Het hof overweegt ten aanzien van het verzoek van de vrouw in incidenteel hoger beroep om de man de omgang met [de minderjarige] voor onbepaalde tijd te ontzeggen, dat volgens vaste rechtspraak van de Hoge Raad de ouder aan wie de omgang is ontzegd, zich in geval van wijziging van omstandigheden en in ieder geval na verloop van een jaar opnieuw tot de rechter kan wenden teneinde een omgangsregeling te doen vaststellen. Het verzoek van de vrouw zal dan ook (in zoverre) worden afgewezen.
4.9.
Het hof overweegt ten overvloede dat de vrouw zich, ondanks bovengenoemd oordeel, dient te houden aan de op haar rustende informatieverplichting ten opzichte van de man. Ter zitting in hoger beroep heeft de vrouw verklaard dat zij zich aan deze verplichting zal houden en de man minimaal driemaal per kwartaal zal informeren hoe het met [de minderjarige] gaat en de man daarbij een recente foto van [de minderjarige] toestuurt.
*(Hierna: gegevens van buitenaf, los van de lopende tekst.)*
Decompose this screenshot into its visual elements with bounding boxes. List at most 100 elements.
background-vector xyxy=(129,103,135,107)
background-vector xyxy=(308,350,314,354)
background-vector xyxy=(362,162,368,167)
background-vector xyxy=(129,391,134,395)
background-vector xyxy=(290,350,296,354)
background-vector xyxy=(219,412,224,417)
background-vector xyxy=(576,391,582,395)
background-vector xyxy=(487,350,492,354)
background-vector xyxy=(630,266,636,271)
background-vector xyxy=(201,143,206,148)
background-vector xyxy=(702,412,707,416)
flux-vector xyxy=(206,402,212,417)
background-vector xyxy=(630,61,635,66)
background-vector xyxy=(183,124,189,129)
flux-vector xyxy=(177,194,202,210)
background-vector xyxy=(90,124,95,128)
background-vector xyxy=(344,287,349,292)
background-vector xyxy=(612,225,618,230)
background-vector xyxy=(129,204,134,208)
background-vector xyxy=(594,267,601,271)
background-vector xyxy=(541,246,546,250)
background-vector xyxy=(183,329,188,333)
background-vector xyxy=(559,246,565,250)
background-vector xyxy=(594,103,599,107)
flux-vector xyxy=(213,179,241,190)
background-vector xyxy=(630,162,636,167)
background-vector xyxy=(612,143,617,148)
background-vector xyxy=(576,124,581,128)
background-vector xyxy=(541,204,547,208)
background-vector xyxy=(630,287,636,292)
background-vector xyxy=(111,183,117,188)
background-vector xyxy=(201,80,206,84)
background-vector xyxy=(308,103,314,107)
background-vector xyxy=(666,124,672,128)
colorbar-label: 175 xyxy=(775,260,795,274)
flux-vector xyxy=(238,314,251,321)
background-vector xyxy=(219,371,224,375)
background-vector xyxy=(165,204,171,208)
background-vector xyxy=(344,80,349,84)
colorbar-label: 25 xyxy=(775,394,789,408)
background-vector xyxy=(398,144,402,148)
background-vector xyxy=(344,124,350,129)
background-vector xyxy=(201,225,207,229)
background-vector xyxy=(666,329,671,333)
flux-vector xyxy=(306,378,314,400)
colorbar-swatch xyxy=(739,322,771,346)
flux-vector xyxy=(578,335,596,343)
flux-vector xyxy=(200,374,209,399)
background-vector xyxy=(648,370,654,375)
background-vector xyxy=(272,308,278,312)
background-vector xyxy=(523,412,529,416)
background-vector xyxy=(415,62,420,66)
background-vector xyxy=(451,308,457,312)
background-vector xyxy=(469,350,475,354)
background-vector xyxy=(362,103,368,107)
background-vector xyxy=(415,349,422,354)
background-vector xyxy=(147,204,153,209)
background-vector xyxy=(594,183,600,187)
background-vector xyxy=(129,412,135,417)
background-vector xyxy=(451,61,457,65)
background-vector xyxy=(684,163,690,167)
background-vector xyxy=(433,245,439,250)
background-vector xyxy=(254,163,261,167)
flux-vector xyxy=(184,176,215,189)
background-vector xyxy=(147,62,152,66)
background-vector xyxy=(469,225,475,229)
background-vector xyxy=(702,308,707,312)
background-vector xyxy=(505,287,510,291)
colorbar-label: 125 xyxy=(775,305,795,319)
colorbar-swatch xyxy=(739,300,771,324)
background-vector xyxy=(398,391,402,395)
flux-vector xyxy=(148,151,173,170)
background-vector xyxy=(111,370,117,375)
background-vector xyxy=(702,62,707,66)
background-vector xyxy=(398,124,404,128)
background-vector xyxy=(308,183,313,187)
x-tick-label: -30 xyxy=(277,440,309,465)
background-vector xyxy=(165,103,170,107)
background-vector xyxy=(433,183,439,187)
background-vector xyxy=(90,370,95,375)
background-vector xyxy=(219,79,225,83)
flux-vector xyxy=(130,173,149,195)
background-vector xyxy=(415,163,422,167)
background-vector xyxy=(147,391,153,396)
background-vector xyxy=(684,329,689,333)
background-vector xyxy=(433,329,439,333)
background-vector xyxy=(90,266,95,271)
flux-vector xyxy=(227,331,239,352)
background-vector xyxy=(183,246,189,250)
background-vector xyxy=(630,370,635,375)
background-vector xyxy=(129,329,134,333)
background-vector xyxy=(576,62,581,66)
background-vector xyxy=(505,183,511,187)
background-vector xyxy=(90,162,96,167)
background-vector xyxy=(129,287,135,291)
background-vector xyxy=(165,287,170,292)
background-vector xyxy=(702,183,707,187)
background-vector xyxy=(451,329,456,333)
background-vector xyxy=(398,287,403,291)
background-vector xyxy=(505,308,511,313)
Het hof gaat ervan uit dat de vrouw deze toezegging gestand zal doen.
4.10.
Het voorgaande leidt tot de volgende beslissing.

5.Beslissing

Het hof:
In principaal en incidenteel hoger beroep:
bekrachtigt de bestreden beschikking;
wijst af het in hoger beroep meer of anders gevorderde.
Deze beschikking is gegeven door mr. H.A. van den Berg, mr. A.N. van de Beek en mr. M. Perfors in tegenwoordigheid van mr. H. Sapir als griffier, en in het openbaar uitgesproken op 29 maart 2016.